Let’s face it, you will probably never use most of what you learn in high school the rest of your life. From the names and lives of dead white men to mathematical formulae written in symbols invented by people belonging to another time, another place — few students can realistically imagine using any and all of this information in their lifetime. This begs the question: What do students really get from high school?
Some may see high school as just a stepping stone to college. Others may believe this time can be better spent earning money at a job or developing trade skills. Why are students told to jump through such hoops for four years? High school is intended to prepare adolescents for the challenges life ultimately brings, and these essential skills will become necessary no matter what path a student may chose.
Stemming from the Progressive era belief in providing opportunities to all Americans through unlocking their full potential, public education was purposefully designed to not be based in a single industry or occupation.

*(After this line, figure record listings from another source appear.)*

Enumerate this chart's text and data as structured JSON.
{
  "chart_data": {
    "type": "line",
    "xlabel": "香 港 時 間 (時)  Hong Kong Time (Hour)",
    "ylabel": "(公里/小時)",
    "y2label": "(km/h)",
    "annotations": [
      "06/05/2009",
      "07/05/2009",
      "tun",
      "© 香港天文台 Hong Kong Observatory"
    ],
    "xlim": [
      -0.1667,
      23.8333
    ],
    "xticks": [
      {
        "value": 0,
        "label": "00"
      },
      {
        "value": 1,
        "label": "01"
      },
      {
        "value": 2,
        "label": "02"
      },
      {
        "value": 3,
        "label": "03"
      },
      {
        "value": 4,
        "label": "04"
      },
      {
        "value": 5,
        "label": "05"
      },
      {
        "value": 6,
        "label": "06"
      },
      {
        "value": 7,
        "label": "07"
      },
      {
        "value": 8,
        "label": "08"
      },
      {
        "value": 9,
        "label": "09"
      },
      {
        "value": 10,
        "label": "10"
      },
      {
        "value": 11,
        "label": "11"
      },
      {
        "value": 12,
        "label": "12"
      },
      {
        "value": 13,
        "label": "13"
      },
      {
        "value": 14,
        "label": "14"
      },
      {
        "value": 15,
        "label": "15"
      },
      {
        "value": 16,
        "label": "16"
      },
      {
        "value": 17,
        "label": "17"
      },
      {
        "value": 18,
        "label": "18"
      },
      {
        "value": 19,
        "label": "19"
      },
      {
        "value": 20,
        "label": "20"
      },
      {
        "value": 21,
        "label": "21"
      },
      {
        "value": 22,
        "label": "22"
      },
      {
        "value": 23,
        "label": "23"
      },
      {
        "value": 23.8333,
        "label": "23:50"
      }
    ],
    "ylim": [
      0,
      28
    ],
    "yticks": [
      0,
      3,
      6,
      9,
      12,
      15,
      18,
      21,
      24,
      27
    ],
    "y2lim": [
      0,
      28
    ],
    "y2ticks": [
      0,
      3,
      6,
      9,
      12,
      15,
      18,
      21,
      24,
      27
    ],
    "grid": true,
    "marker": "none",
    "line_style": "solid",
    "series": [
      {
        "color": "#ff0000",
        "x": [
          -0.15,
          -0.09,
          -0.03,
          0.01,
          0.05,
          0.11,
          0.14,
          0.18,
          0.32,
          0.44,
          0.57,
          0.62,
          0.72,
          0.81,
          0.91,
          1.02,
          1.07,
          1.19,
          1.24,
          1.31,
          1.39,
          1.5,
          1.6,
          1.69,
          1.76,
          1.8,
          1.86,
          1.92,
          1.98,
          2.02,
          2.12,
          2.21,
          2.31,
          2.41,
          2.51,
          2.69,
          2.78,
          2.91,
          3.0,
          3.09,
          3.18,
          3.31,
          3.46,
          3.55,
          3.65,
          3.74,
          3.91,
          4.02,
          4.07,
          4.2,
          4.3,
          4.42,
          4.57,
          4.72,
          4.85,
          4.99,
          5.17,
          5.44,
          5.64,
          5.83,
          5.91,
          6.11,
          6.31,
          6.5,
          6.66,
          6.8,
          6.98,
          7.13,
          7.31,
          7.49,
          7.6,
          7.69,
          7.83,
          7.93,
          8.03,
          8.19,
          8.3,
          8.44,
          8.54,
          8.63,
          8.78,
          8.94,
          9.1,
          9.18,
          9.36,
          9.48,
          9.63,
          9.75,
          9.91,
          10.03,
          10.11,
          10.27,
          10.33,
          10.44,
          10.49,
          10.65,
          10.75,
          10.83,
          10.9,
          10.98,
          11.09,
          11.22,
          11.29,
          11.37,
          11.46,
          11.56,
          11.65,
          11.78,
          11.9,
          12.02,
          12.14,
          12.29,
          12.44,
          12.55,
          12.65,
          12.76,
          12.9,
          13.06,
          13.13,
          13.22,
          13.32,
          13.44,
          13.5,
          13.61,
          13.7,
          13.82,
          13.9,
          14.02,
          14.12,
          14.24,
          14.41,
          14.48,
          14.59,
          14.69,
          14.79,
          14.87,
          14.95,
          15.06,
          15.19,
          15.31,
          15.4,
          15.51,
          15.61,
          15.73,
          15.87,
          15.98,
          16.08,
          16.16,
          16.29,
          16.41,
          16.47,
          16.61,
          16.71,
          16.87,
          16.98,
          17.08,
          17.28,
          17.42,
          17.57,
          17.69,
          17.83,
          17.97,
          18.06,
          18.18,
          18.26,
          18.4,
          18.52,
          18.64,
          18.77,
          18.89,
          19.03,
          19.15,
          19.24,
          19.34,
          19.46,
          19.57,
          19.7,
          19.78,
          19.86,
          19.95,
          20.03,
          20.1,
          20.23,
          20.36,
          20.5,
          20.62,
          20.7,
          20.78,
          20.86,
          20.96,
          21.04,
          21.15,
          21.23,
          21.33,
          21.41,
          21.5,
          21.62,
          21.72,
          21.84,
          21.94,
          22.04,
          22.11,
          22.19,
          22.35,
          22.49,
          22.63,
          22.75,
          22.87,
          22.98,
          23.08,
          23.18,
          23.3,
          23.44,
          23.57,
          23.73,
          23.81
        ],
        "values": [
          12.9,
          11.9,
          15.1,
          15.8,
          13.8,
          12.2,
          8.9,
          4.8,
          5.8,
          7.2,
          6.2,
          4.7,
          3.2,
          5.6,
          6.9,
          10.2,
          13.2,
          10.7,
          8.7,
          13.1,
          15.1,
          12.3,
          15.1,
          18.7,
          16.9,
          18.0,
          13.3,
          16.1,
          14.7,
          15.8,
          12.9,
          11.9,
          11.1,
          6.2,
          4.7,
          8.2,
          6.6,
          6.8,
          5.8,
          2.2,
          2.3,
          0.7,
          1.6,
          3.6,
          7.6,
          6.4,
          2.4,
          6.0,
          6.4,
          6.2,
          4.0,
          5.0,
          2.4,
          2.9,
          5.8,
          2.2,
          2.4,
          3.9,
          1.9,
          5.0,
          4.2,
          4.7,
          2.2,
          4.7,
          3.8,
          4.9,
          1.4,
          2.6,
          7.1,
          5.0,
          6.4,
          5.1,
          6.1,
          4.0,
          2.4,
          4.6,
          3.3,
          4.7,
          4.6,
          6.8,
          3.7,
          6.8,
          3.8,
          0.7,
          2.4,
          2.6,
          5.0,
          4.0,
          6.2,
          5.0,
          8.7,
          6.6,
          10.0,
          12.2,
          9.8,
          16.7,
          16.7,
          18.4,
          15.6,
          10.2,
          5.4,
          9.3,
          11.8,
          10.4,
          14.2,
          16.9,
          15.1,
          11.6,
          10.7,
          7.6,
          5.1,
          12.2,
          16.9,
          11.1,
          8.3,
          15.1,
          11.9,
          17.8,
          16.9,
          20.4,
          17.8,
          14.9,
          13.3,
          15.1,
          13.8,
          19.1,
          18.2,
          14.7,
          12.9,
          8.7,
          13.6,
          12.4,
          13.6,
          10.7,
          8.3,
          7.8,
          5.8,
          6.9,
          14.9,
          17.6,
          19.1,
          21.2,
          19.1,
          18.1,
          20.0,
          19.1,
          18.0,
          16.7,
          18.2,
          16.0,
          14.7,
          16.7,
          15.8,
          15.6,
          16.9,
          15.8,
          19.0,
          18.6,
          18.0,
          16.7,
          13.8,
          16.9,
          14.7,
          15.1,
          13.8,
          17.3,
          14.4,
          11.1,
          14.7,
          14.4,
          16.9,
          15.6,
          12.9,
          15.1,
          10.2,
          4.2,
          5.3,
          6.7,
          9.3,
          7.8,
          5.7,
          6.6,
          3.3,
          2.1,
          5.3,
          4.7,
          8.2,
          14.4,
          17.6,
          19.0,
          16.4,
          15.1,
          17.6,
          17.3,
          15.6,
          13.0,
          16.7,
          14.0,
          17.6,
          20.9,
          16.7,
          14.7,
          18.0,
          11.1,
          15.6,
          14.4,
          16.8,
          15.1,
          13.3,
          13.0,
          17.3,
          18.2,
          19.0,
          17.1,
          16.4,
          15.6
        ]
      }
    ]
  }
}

Like the American economy, graduates of the education system are supposed to be flexible and widely adaptable to changing circumstances.
“The big premise of education is that … we’re going to make [students] as prepared as possible,” math teacher Michael Richardson said. “It’s all about trying to predict what will open the most doors in the future. Whether the students want it or not, we want to open those doors so if they want to change their mind in the future, then they can.”
As a matter of course, LAHS teaches all the facts a student should know before entering higher-level college classes. The school’s comprehensive curriculum, composed of classes reaching AP-level across all types of humanities, scientific and mathematical subjects, gives a student who works to enter the best universities in the country the skills and preparation to do so. However, universities do not merely look for the facts a student knows, but how a student learns and interacts—skills far more important in a constantly-changing world.
“Literature is really about the human experience,” English teacher Keren Robertson said. “… As English teachers, what we want to do is help students think more deeply about what it means to live well and the problems facing humanity. Those are life skills—you want to be able to think critically about the world around you, make some sense of it and have an opinion about it. That’s one of the primary goals about reading books and writing about them.”
Although not everyone will go to a four-year university, being able to think critically and tackle problems with logic is important in any career or decision a person will make in their life. High school education makes students think in a way that educators believe allows current students to make better life choices, and better understand the world around them. The American education system strives to ensure that everyone starts on a level playing field, and so no one gets taken advantage of because they have the essential knowledge and skills to succeed in any career.
“I would say the biggest value [of a mathematics education] is just the logical way of thinking, so that people don’t trick you or take advantage of you for the rest of your life,” Richardson said. “You start to actually think about numbers, and then when someone tells you a fact or a number, you can think ‘Huh, that doesn’t really make sense, I don’t think I believe you,’ instead of just believing everything you hear.”
For everyone, high school can be worth it just because students experience many of the highs and lows of real life before actually being thrown into the tumult of the world. High school can be both fun and boring, exciting and tedious. Students have the opportunity to make friends that will stay with them for the rest of their lives; high school is also a place where students have to think hard, work hard and do things they’d rather not. Just like life.
“If you are forced to work with people you don’t like on a project for your grade … you learn that sometimes in life you encounter people you don’t like and you learn to be able to work with them,” junior Lillian Zhou said. “When it comes down to people skills, it doesn’t matter so much what you’re doing, but that you learn to work with other people.”
In order to advance in any career, students will need to know how to solve problems, cooperate with people and be competitive in the tasks they are asked to complete. High school is a place where students can try to accomplish all those things without a boss hovering over their shoulder and quotas to meet. Understanding that these four years are an opportunity to learn essential life skills should be reason enough to push a student through four years of literature analysis essays and geometry proofs.